You don’t have to know the 1891 play Hedda Gabler by Norwegian Henrik Ibsen to enjoy filmmaker Nia DaCostas’ new adaptation of it entitled HEDDA. But it helps. DaCosta has left most of what some have called “the female Hamlet” intact from the complex female lead to the skewering of high society to the vicious politics. What the director of LITTLE WOODS and CANDYMAN (2021) has changed up is the time-period (from 1890s Norway to 1950s England), some casting (the antagonist is gender-switched), and added elements of sex and race (lesbian and heritage now play key roles in the proceedings). It makes for an even more complicated battle of the sexes, yet most of it still plays. DaCosta knows how to dramatize, put the money on the screen, and get the best from her cast. And in Tessa Thompson, she has an actress in the legendary role who gives one of the year’s very best performances.
Hedda (Thompson) is a recently married woman, the bastard daughter of an acclaimed general with a chip on her shoulder a mile wide, and a desire for the good life to make up for the discrimination she’s always battled. Here, she’s a strong woman in a sexist world and it adds to her notoriety that she’s also bisexual and black. (Those last two points are modern updates from Ibsen’s original text, obviously.) She married George (Tom Bateman) a good man, albeit a bit on the namby-pamby side, thinking that the scholar would provide her with a quality life and access to the elites. To prove their worthiness to the one-percent, Hedda’s gotten Tom to buy a large, old mansion in the English countryside. (Later, we find out it’s not quite the purchase it’s proclaimed to be.) No matter, the couple must appear rich to convince high society of their worthiness and their big, coming out party is the fast track to do so. Now, George just needs to convince academia that he’s worthy of a full professorship at the hoity-toity college and he and Hedda can start affording their excesses.
Enter Eileen Lovberg (Nona Hoss), Hedda’s former lover and a rival of George’s for that professorship. After her own tempestuous past, Eileen has now cleaned up her naughty ways, become sober, and written a tell-all book that’s chock full of gossip and sex that has all of the upper class’ tongues wagging. Eileen has a new book on the way too, one that she’s written with her new lover Thea (Imogen Poots). It’s so fresh that there is only one copy of the manuscript and Eileen totes it to the party hoping to impress the powers that be of her worthiness of promotion.

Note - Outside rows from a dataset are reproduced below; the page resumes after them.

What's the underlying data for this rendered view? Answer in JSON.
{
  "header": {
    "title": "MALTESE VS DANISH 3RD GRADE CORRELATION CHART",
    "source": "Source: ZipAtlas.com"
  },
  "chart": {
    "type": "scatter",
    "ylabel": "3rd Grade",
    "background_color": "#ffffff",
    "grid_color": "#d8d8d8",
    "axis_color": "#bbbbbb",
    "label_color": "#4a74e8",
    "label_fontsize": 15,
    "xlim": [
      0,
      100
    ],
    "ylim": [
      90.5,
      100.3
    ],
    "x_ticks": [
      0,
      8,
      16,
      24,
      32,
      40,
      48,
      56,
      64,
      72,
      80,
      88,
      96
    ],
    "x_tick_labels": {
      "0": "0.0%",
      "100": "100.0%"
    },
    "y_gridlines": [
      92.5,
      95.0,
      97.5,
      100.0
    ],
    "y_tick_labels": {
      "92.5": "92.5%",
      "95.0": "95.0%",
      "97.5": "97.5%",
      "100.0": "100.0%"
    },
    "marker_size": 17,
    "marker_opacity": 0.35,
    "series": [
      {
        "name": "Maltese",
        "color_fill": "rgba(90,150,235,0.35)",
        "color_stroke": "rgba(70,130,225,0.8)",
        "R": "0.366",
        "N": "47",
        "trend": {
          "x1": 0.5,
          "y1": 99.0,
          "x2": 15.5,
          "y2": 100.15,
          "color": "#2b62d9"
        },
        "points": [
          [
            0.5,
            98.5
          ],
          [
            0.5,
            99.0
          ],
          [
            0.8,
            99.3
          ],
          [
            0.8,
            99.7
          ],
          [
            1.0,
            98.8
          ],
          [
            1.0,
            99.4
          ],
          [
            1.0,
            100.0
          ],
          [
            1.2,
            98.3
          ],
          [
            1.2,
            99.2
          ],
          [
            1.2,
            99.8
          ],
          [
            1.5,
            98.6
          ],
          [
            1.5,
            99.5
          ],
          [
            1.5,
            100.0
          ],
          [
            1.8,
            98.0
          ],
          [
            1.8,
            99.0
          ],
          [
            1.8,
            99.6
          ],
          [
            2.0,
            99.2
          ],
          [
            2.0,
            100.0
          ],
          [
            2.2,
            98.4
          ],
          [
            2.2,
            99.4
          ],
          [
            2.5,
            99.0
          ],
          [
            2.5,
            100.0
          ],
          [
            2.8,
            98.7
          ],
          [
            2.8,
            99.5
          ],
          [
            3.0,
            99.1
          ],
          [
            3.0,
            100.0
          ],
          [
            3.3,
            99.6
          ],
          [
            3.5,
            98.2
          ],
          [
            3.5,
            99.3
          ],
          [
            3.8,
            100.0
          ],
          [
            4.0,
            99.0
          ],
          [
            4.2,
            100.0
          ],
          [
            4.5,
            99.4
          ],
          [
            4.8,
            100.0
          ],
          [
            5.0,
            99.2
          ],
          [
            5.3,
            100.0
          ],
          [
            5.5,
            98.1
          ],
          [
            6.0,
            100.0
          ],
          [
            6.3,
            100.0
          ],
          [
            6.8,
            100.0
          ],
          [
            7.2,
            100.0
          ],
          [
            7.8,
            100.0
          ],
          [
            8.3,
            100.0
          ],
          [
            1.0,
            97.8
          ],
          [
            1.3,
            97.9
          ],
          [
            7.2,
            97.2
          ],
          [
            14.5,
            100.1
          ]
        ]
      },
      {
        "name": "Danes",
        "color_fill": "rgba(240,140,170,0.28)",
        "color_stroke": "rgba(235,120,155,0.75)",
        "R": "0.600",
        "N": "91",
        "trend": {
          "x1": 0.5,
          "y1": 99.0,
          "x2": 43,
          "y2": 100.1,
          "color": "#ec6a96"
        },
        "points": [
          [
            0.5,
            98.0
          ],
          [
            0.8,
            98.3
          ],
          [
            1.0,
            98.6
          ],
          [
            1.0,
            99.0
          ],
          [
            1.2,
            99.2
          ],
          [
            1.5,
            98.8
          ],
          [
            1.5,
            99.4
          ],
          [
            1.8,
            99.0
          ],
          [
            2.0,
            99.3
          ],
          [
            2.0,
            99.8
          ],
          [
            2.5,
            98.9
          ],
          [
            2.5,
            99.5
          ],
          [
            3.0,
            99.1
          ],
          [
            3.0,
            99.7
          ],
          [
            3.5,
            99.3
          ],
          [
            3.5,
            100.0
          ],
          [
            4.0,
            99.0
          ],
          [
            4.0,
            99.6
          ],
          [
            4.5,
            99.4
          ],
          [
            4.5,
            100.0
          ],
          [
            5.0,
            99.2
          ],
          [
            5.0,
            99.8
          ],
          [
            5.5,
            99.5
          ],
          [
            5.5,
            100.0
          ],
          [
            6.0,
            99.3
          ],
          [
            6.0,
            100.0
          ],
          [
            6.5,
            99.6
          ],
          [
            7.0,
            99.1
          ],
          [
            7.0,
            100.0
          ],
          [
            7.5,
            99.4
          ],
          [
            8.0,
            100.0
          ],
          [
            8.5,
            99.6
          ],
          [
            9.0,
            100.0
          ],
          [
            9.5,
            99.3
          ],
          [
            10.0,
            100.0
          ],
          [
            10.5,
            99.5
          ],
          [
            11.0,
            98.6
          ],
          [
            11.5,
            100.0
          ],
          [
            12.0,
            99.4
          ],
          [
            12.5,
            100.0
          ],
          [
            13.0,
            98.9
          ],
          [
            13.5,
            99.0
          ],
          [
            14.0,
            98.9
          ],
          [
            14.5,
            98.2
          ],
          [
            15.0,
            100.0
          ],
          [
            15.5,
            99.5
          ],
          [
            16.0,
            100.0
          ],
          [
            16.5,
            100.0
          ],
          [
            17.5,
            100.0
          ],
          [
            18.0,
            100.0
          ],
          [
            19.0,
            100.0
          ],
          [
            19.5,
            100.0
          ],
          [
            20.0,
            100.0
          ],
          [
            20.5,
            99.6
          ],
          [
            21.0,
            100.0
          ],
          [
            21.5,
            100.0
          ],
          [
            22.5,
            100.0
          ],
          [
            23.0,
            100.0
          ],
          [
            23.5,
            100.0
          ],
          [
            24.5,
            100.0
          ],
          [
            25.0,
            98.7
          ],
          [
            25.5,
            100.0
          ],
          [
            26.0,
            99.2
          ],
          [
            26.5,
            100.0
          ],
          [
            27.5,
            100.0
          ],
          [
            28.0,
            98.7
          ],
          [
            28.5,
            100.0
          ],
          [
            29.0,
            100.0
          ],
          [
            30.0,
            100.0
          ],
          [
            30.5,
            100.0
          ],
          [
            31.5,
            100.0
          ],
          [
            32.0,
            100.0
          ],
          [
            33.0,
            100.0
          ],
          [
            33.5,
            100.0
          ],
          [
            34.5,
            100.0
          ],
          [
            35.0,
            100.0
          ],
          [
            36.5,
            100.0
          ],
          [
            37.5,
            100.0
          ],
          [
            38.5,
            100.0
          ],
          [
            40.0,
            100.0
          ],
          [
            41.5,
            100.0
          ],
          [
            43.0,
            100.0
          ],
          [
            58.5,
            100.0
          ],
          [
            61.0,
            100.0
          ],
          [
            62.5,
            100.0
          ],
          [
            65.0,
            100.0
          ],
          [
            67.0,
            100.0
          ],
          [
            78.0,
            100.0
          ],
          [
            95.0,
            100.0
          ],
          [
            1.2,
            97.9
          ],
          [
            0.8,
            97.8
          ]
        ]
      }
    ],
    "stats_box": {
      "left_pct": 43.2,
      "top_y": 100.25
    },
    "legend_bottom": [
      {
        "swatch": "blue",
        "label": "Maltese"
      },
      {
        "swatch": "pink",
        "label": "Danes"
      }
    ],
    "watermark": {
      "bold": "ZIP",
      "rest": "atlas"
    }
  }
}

As hoary as that plot point sounds, it’s essentially the same as in Ibsen’s play. Thus, the table is set for a night of sexual jealousy, conniving for the open professorial position, and acts of sabotage throughout by Hedda.
Most of the story here remains quite loyal to Ibsen’s play, though DaCosta gives it all a much more modern spin with language and actions that are far more explicit, sexual, and yes, feminine. The male characters, including George, feel like the arm candy or secondary characters here, with even the housekeeper Bertie (the estimable Kathryn Hunter) getting a better monologue than any of the men. And there is plenty of ribald humor to amuse and sexually titillating flirtation to keep all on the edge of their seats.
DaCosta amps up other aspects of her production as well. The mansion is ginormous, furnished to the hilt, and the list of party guests would make Jay Gatsby jealous. Much of the dialogue is filled with profanity and there’s even quite a bit of time and attention paid to matters of pleasuring of women. Charting such changes from Ibsen’s original play makes for extra fun viewing for those in-the-know, but if it’s all new to the viewer, the basics of the plot will not be lost on them.
Thompson’s portrayal anchors it all with a delicious sense of evil. Yet, even at her worst, she makes her Hedda quite sympathetic or at least, understandable. Hedda remains a greatly wounded woman and a lead character who just happens to also be one of theater’s most vivid villains. Thompson even does a superb British accent and brings haute sensibility to Hedda’s every gesture. I love the way she weaves effortlessly in and out of her party guests, let alone glides as if on air towards Eileen when her ex-lover arrives at the party. It’s a nice use of the double dolly camera effect that cinematographer Sean Bobbitt employs and it adds to the cheeky wit of DaCosta’s adapted screenplay.
Bobbitt lights everything with a burnished amber glow as if everything is bathed in old money or gold. The score by Hildur Guðnadottir emphasizes all the melodrama inherent in the piece. Some of the costuming by Lindsay Pugh is gorgeous, yet some frocks are strikingly unattractive. Eileen’s party dress is simply awful and when it becomes wet after a dip in the lake, it’s hard to believe anyone wearing it wouldn’t be aware of the now transparent fabric showing off details of her décolletage. It feels a bit too obvious even for a character who’s fallen off the wagon, and occasionally DaCosta overplays such a hand. Still, no matter the hiccups, DaCosta scores fully when her attention is focused on Thompson’s shrewd portrayal of Hedda. It feels like the perfect blend of old and new and lends demonstrably to this ambitious and striking adaptation.
(HEDDA is in select theaters now, played at the Chicago International Film Festival last week, and premieres on Amazon Prime today.)